Back in 1968, waiting outside the Clowns on Jefferson, few of the Disquotays saw stardom in Dooni’s future. He was one of them, and though they heartily believed in themselves as stars, they also had reliable evidence that most Americans viewed them with less enthusiasm. Still, Dooni was Dooni, and when he was late that day at the Clowns, the Disquotays were wound up, jittery in that way you turn when you’re getting ready for something you know you can’t get ready for, like a tornado or a spanking or a first kiss. Then they saw Miss Dooni: pigtails, an A-line dress, licking a big sucker, gliding down the streets of South Central on his way to the Clowns. On roller skates. And not in a rush, either.
* * *
Later, when everyone was sick or dying, on the day 1986 turned into 1987, Sylvester—who had not been Dooni for almost twenty years—made an appearance on The Late Show, where Joan Rivers was hosting a festive New Year’s Eve. High on his head was a poofy, shoulder-length red wig he’d bought on Seventh Avenue in New York; friends called it his Lucy Ricardo wig, and it indeed resembled the hair of a slutty Lucille Ball emerging from a wind tunnel. One of Sylvester’s lapels sparkled with a silver design, and bracelets twinkled and jangled on his wrist. Backed by a mostly white band and two big black women singers, he sang “Someone Like You,” a pop song that was getting good radio play, though nothing like what his big disco hits had gotten ten years before. He jumped and danced as he sang, but his voice was off: scratchy and strained, as if his chops weren’t quite right.
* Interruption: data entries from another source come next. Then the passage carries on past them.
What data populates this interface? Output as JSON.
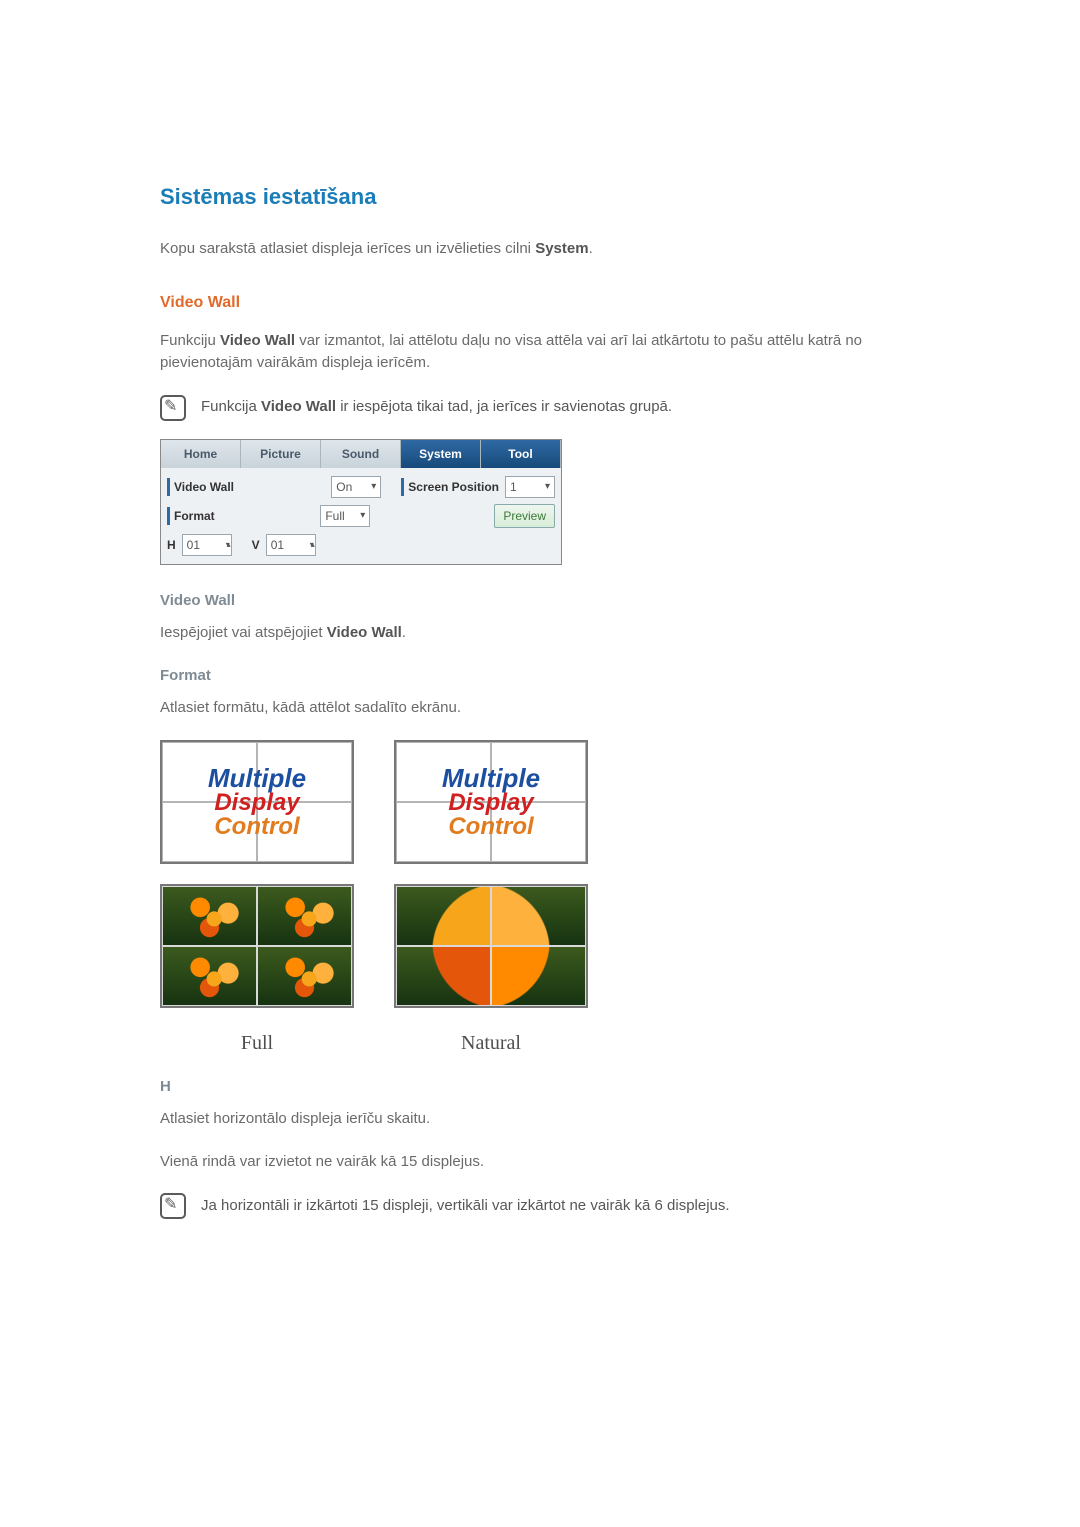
{
  "headings": {
    "main": "Sistēmas iestatīšana",
    "video_wall": "Video Wall",
    "video_wall_sub": "Video Wall",
    "format_sub": "Format",
    "h_sub": "H"
  },
  "paragraphs": {
    "intro_before": "Kopu sarakstā atlasiet displeja ierīces un izvēlieties cilni ",
    "intro_bold": "System",
    "intro_after": ".",
    "vw_before": "Funkciju ",
    "vw_bold": "Video Wall",
    "vw_after": " var izmantot, lai attēlotu daļu no visa attēla vai arī lai atkārtotu to pašu attēlu katrā no pievienotajām vairākām displeja ierīcēm.",
    "note1_before": "Funkcija ",
    "note1_bold": "Video Wall",
    "note1_after": " ir iespējota tikai tad, ja ierīces ir savienotas grupā.",
    "enable_before": "Iespējojiet vai atspējojiet ",
    "enable_bold": "Video Wall",
    "enable_after": ".",
    "format_text": "Atlasiet formātu, kādā attēlot sadalīto ekrānu.",
    "h_text": "Atlasiet horizontālo displeja ierīču skaitu.",
    "h_text2": "Vienā rindā var izvietot ne vairāk kā 15 displejus.",
    "note2": "Ja horizontāli ir izkārtoti 15 displeji, vertikāli var izkārtot ne vairāk kā 6 displejus."
  },
  "tabs": {
    "home": "Home",
    "picture": "Picture",
    "sound": "Sound",
    "system": "System",
    "tool": "Tool"
  },
  "panel": {
    "video_wall_label": "Video Wall",
    "video_wall_value": "On",
    "screen_position_label": "Screen Position",
    "screen_position_value": "1",
    "format_label": "Format",
    "format_value": "Full",
    "h_label": "H",
    "h_value": "01",
    "v_label": "V",
    "v_value": "01",
    "preview": "Preview"
  },
  "overlay": {
    "l1": "Multiple",
    "l2": "Display",
    "l3": "Control"
  },
  "captions": {
    "full": "Full",
    "natural": "Natural"
  }
}
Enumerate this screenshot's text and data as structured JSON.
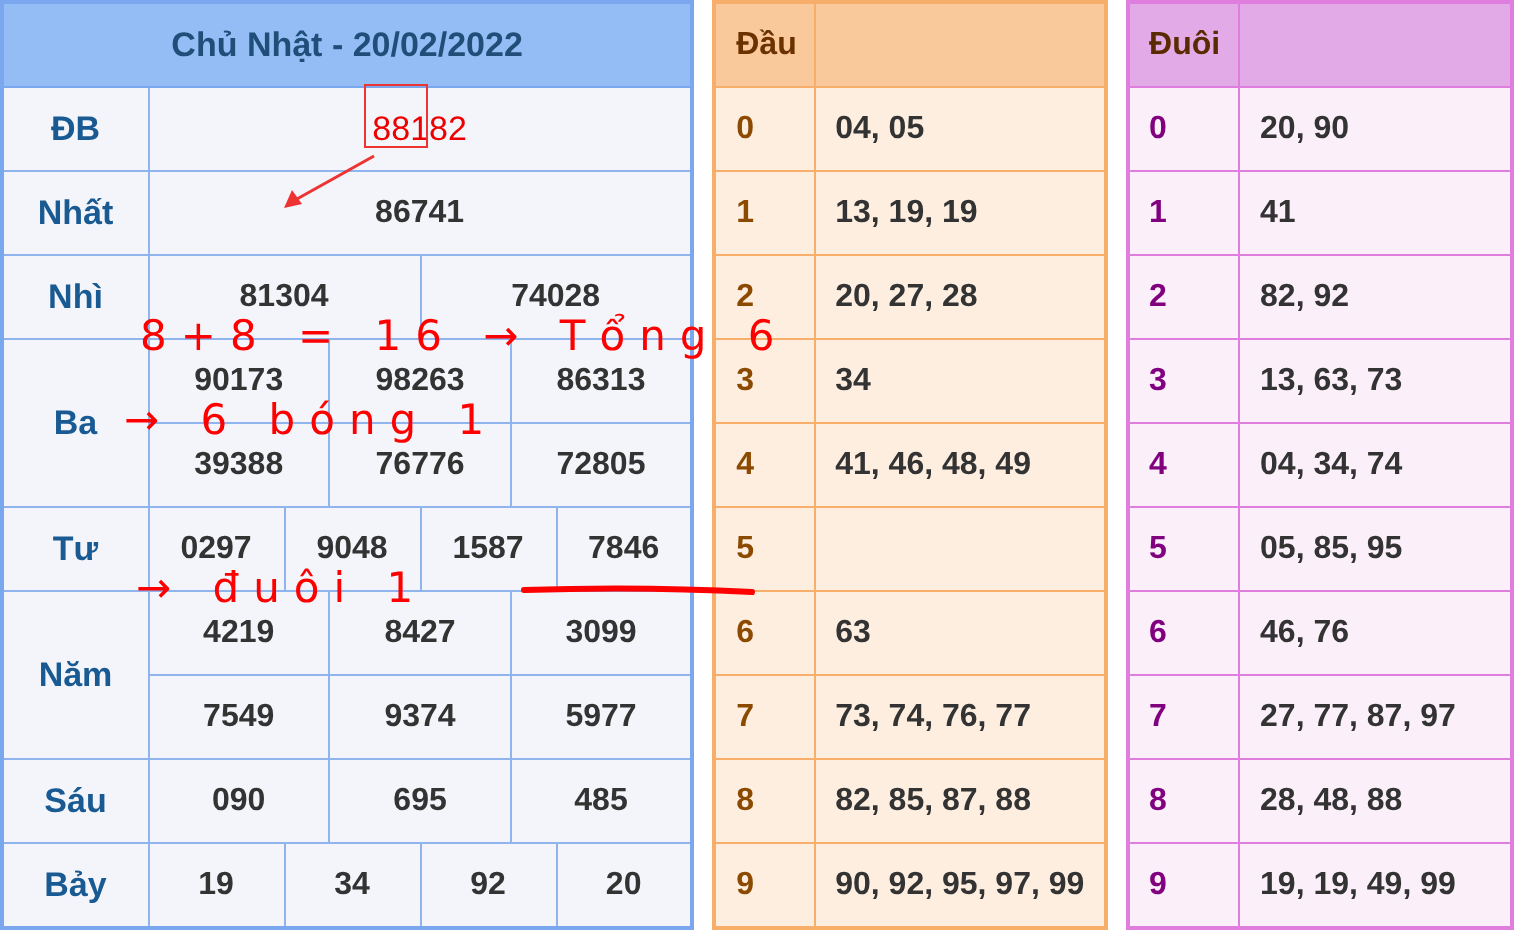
{
  "result_table": {
    "title": "Chủ Nhật - 20/02/2022",
    "prizes": [
      {
        "label": "ĐB",
        "kind": "special",
        "rows": [
          [
            "88182"
          ]
        ]
      },
      {
        "label": "Nhất",
        "kind": "normal",
        "rows": [
          [
            "86741"
          ]
        ]
      },
      {
        "label": "Nhì",
        "kind": "normal",
        "rows": [
          [
            "81304",
            "74028"
          ]
        ]
      },
      {
        "label": "Ba",
        "kind": "normal",
        "rows": [
          [
            "90173",
            "98263",
            "86313"
          ],
          [
            "39388",
            "76776",
            "72805"
          ]
        ]
      },
      {
        "label": "Tư",
        "kind": "normal",
        "rows": [
          [
            "0297",
            "9048",
            "1587",
            "7846"
          ]
        ]
      },
      {
        "label": "Năm",
        "kind": "normal",
        "rows": [
          [
            "4219",
            "8427",
            "3099"
          ],
          [
            "7549",
            "9374",
            "5977"
          ]
        ]
      },
      {
        "label": "Sáu",
        "kind": "normal",
        "rows": [
          [
            "090",
            "695",
            "485"
          ]
        ]
      },
      {
        "label": "Bảy",
        "kind": "normal",
        "rows": [
          [
            "19",
            "34",
            "92",
            "20"
          ]
        ]
      }
    ]
  },
  "head_table": {
    "title": "Đầu",
    "rows": [
      {
        "digit": "0",
        "numbers": "04, 05"
      },
      {
        "digit": "1",
        "numbers": "13, 19, 19"
      },
      {
        "digit": "2",
        "numbers": "20, 27, 28"
      },
      {
        "digit": "3",
        "numbers": "34"
      },
      {
        "digit": "4",
        "numbers": "41, 46, 48, 49"
      },
      {
        "digit": "5"
      },
      {
        "digit": "6",
        "numbers": "63"
      },
      {
        "digit": "7",
        "numbers": "73, 74, 76, 77"
      },
      {
        "digit": "8",
        "numbers": "82, 85, 87, 88"
      },
      {
        "digit": "9",
        "numbers": "90, 92, 95, 97, 99"
      }
    ]
  },
  "tail_table": {
    "title": "Đuôi",
    "rows": [
      {
        "digit": "0",
        "numbers": "20, 90"
      },
      {
        "digit": "1",
        "numbers": "41"
      },
      {
        "digit": "2",
        "numbers": "82, 92"
      },
      {
        "digit": "3",
        "numbers": "13, 63, 73"
      },
      {
        "digit": "4",
        "numbers": "04, 34, 74"
      },
      {
        "digit": "5",
        "numbers": "05, 85, 95"
      },
      {
        "digit": "6",
        "numbers": "46, 76"
      },
      {
        "digit": "7",
        "numbers": "27, 77, 87, 97"
      },
      {
        "digit": "8",
        "numbers": "28, 48, 88"
      },
      {
        "digit": "9",
        "numbers": "19, 19, 49, 99"
      }
    ]
  },
  "annotations": [
    {
      "kind": "box"
    },
    {
      "kind": "arrow"
    },
    {
      "kind": "text",
      "text": "8+8 = 16 → Tổng 6"
    },
    {
      "kind": "text",
      "text": "→ 6 bóng 1"
    },
    {
      "kind": "text",
      "text": "→ đuôi 1"
    },
    {
      "kind": "stroke"
    }
  ]
}
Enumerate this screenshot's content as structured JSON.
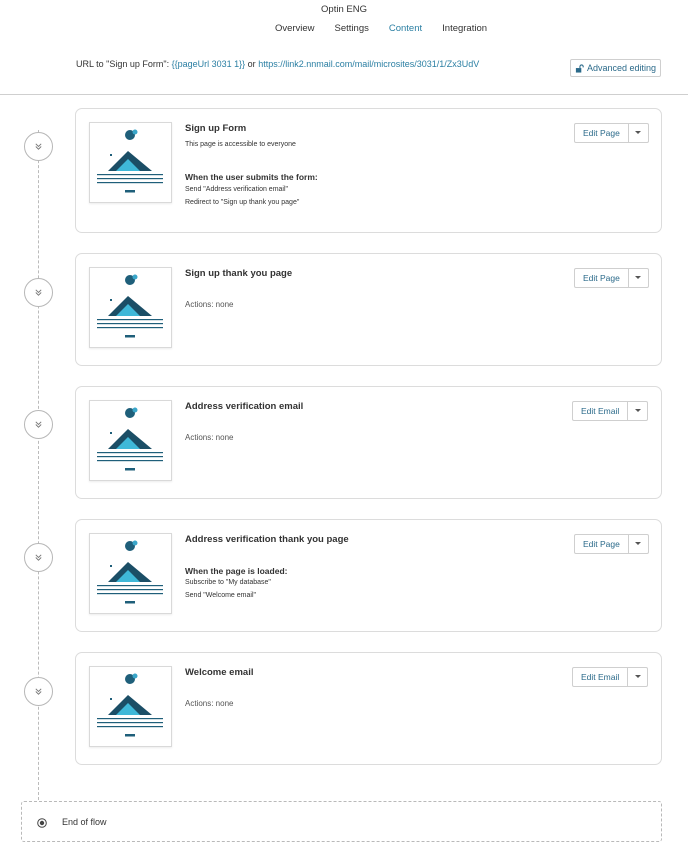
{
  "header": {
    "app_title": "Optin ENG",
    "tabs": [
      {
        "label": "Overview",
        "active": false
      },
      {
        "label": "Settings",
        "active": false
      },
      {
        "label": "Content",
        "active": true
      },
      {
        "label": "Integration",
        "active": false
      }
    ]
  },
  "url_bar": {
    "prefix": "URL to \"Sign up Form\": ",
    "placeholder_link": "{{pageUrl 3031 1}}",
    "separator": " or ",
    "url_link": "https://link2.nnmail.com/mail/microsites/3031/1/Zx3UdV",
    "advanced_editing_label": "Advanced editing"
  },
  "colors": {
    "accent": "#2b7fa3",
    "button_text": "#2b6a8a",
    "border": "#dcdcdc"
  },
  "steps": [
    {
      "title": "Sign up Form",
      "subtitle": "This page is accessible to everyone",
      "event_title": "When the user submits the form:",
      "event_lines": [
        "Send \"Address verification email\"",
        "Redirect to \"Sign up thank you page\""
      ],
      "actions_none": "",
      "edit_label": "Edit Page"
    },
    {
      "title": "Sign up thank you page",
      "subtitle": "",
      "event_title": "",
      "event_lines": [],
      "actions_none": "Actions: none",
      "edit_label": "Edit Page"
    },
    {
      "title": "Address verification email",
      "subtitle": "",
      "event_title": "",
      "event_lines": [],
      "actions_none": "Actions: none",
      "edit_label": "Edit Email"
    },
    {
      "title": "Address verification thank you page",
      "subtitle": "",
      "event_title": "When the page is loaded:",
      "event_lines": [
        "Subscribe to \"My database\"",
        "Send \"Welcome email\""
      ],
      "actions_none": "",
      "edit_label": "Edit Page"
    },
    {
      "title": "Welcome email",
      "subtitle": "",
      "event_title": "",
      "event_lines": [],
      "actions_none": "Actions: none",
      "edit_label": "Edit Email"
    }
  ],
  "end_of_flow_label": "End of flow",
  "icons": {
    "step_toggle": "double-chevron-down-icon",
    "lock": "unlock-icon",
    "end": "target-icon",
    "caret": "caret-down-icon"
  }
}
Sylvester plopped down on the couch next to the preceding guest, the Tony Award–winning actor and seventies game-show fixture Charles Nelson Reilly. It was hard to imagine a queenlier trio: Reilly, whose childhood nickname was Mary; gossipy Rivers, the drag queen without a penis; and Sylvester. After a bit of chitchat about jewelry and furs and Sylvester’s boyfriend, Rick, Sylvester reminded Rivers and Reilly that they had all three done one of the earliest AIDS benefits together several years earlier, before AIDS benefits were the thing to do: “The two of you,” he said, and “me, that black drag queen you always talk about.” Apparently, Ms. Rivers did not hear the warning in his words or the hurt he had felt at being reduced to a label. “What do you wear in real life, when you just want to be Mrs. Rick?” she asked, plainly assuming that Rick played mister to Sylvester’s missus. Sylvester laughed, despite the hint of strained patience on his face, and spoke vaguely about having “something for everyone.” Joan Rivers persisted. “So what did your family say when they found out you were going to be a drag queen?” she asked. Sylvester gave her a look. “I’m not a drag queen!” he exclaimed sharply but with a big, full-toothed smile, sitting in his wig, makeup, and jewelry. He threw his head back and held his arms to his chest in a small self-hug, laughing. “I’m Sylvester!”
Joan Rivers stumbled and stammered a bit (“But—well you sometimes—I know—sometimes…”) as Sylvester stepped back in to smooth out the conversation. He looked up toward the ceiling for a second. “What did my parents say,” he repeated, and then he looked at Joan Rivers and explained the situation as nicely and succinctly as he could manage. “When I was little I used to dress up, right? And my mother said, ‘You can’t dress up. You can’t dress up. You’ve gotta wear these pants and these shoes, and you have to, like, drink beer and play football.’ And I said, ‘No, I don’t,’ and she said, ‘You’re very strange,’ and I said, ‘That’s okay.’”
That’s as pretty a summary of Sylvester’s philosophy as you ever could see: I said, “No, I don’t,” and she said, “You’re very strange,” and I said, “That’s okay.”